The other day I reached out to someone who I had known for some time on a social media platform, and who like me was at a crossroads in life. Over coffee and advice on how to plan my future, we realised that we had been living parallel lives. He like me had had an extremely long relationship that did not work out and both of us had been left to pick up the pieces of our lives. What was ironical was that we both had laid out these plans of how our lives were going to be and in my case, 10 years later I had seen it all unravel like a spool of wool. By this time I was supposed to have done a second MBA, gotten married and started planning kids. And here I was, alone and without the person I had imagined a life with, mulling over whether it was the right time for the second MBA and wondering how I was supposed to prepare for the toughest test of my life (in my head).
While this conversation ensured that I left with a conviction of where I was headed, it also brought back a flood of memories. Memories of moments spent charting out a future. Of shared dreams, destinies and best laid plans. Plans that were now empty of a direction. Plans that spoke of moments of togetherness.

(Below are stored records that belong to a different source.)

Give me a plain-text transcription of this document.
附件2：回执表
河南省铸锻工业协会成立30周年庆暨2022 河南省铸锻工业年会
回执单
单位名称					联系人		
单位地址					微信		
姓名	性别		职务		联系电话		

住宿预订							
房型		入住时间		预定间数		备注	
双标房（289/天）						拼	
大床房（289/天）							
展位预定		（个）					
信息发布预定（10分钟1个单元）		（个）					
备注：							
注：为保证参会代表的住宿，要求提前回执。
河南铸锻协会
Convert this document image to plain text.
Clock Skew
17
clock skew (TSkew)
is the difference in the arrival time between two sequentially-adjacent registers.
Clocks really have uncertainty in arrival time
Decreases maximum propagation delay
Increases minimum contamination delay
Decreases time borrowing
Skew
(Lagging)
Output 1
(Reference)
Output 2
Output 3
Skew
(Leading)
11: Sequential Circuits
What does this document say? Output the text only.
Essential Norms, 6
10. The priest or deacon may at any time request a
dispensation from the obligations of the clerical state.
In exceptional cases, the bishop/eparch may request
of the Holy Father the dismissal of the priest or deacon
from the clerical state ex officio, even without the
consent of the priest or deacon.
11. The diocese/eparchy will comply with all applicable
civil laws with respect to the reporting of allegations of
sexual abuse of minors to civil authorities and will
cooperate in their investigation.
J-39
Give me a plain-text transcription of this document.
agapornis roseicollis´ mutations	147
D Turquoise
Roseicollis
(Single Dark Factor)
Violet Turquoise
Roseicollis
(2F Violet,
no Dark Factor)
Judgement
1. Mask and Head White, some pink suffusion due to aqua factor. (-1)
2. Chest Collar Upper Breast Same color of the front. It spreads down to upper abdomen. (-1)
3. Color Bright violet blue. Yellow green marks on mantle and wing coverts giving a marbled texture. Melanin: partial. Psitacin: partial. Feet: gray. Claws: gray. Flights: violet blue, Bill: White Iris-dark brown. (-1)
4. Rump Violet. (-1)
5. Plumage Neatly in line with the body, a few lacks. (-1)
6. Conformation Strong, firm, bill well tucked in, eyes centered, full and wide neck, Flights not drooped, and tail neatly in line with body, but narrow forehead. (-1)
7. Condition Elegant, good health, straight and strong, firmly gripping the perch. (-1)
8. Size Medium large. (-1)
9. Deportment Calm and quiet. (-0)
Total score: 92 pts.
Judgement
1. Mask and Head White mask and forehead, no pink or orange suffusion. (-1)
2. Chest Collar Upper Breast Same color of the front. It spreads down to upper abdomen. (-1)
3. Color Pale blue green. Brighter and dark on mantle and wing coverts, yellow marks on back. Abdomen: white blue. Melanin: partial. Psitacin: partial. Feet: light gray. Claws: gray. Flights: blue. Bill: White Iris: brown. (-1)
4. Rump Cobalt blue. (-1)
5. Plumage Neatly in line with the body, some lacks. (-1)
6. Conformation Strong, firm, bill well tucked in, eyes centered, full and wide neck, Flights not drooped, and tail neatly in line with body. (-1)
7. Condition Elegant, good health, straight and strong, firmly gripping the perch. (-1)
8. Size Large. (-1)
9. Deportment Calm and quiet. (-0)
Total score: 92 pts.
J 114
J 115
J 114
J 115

And then I did something I shouldn't have. I went back and looked at my past. Looked at where they were and what they were upto. For the ones who were married, I looked at the life they now led. Possibly happy and possibly content. The feeling of sorrow and emptiness that filled me was overwhelming. I was overcome with the feeling of sadness and loss. It felt like a death. And in so many ways it was, the death of a relationship/s. The death of bonds that held me here. In this place, all this while.
In a way this journey also gave me a sense of release. Because I can now truly move on. The path before me is laid out once again and I have a purpose. A goal to achieve, another life to live.